HBV is usually transmitted through "blood to blood" contact. It initially causes an inflammation of the liver, and can lead to cirrhosis and liver cancer.

The hepatitis B virus is a much hardier virus than HIV, and it can survive in dried blood for up to 7 days. For this reason, it is critical that blood and materials contaminated with blood be properly handled and promptly disposed.


About 30% of people have no signs or symptoms. Signs and symptoms are less common in children than adults. After exposure it may take a few weeks to 6 months for symptoms to become noticeable. Short term symptoms may include: loss of appetite, fatigue, diarrhea and vomiting, abdominal pain, joint pain and jaundice. Long term consequences could include: liver damage (cirrhosis), liver cancer and death. The diagnosis is made from specific blood tests. For more info please review the Fact Sheet (pdf format)

Hepatitis B Vaccine

The good news is that there is a vaccine to prevent infection with Hepatitis B. The vaccine is safe and effective (it contains no live virus or blood products). The vaccine series consists of 3 doses given over a 6 month period (initial dose, 2nd dose one month later, final dose 6 months after the first dose). This vaccine is available to students at the University Health Center for a fee, please call and schedule an appointment. (540-568-6178)

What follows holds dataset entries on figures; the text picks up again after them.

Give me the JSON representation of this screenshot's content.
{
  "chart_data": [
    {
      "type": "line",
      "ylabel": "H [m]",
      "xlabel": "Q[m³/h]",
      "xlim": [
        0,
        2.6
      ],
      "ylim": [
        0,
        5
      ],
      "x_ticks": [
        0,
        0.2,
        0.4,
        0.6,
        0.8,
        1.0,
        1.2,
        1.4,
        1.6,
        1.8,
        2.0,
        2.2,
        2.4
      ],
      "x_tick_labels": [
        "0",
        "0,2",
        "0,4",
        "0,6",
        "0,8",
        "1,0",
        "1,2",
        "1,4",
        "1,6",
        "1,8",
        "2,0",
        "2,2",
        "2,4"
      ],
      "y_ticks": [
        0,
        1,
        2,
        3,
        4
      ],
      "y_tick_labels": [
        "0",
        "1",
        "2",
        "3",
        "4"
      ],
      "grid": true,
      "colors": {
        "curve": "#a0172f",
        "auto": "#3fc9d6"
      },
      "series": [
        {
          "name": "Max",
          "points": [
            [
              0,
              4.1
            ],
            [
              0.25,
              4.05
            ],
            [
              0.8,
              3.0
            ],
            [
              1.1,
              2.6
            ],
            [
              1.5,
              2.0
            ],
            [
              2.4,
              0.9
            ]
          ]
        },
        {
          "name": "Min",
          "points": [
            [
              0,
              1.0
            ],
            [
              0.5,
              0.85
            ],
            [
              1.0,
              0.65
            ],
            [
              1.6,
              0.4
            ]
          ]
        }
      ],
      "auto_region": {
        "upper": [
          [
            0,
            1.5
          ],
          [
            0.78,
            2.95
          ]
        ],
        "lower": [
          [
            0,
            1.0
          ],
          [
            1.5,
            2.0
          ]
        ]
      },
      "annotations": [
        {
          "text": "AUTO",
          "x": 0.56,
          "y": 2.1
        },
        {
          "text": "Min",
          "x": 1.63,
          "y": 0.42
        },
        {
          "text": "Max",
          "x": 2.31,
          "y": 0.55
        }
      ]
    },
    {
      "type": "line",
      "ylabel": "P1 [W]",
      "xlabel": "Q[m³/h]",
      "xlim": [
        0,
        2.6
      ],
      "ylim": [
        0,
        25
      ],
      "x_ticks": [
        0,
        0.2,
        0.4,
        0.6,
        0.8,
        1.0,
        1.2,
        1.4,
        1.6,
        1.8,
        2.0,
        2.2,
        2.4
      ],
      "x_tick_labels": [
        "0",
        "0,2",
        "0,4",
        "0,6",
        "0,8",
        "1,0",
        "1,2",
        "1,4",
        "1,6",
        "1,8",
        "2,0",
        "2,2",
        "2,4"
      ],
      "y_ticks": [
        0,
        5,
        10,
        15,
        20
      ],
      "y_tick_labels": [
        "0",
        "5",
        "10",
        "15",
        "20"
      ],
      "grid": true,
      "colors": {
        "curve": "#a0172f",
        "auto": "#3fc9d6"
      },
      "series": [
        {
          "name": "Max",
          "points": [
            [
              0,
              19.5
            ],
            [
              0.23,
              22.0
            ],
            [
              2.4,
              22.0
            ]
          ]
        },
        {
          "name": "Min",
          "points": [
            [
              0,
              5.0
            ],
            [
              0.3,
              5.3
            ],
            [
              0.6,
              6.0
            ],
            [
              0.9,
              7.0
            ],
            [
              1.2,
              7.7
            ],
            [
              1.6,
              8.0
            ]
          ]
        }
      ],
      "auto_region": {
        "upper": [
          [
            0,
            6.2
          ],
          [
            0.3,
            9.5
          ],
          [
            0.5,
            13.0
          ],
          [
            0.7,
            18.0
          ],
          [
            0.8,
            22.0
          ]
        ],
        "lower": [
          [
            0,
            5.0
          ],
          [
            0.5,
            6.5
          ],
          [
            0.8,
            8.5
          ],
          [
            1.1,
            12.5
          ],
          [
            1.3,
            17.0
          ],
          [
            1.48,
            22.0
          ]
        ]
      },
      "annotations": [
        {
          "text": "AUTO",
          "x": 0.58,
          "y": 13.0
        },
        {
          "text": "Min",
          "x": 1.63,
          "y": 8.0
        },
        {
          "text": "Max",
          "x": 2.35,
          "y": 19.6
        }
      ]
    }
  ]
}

You will not need the vaccine series at this time if:

  • you have previously received the vaccine series,
  • antibody testing has revealed you are immune,
  • vaccination is not recommended for medical reasons.


The HBV vaccine is the best means we have of protecting you from contracting HBV, you are encouraged to get the vaccination. If you began this series and missed a dose, you DO NOT need to begin the series over. Just schedule an appointment for the next dose as soon as you can.

In addition to getting vaccinated, using Universal Precautions is your best prevention of disease transmission.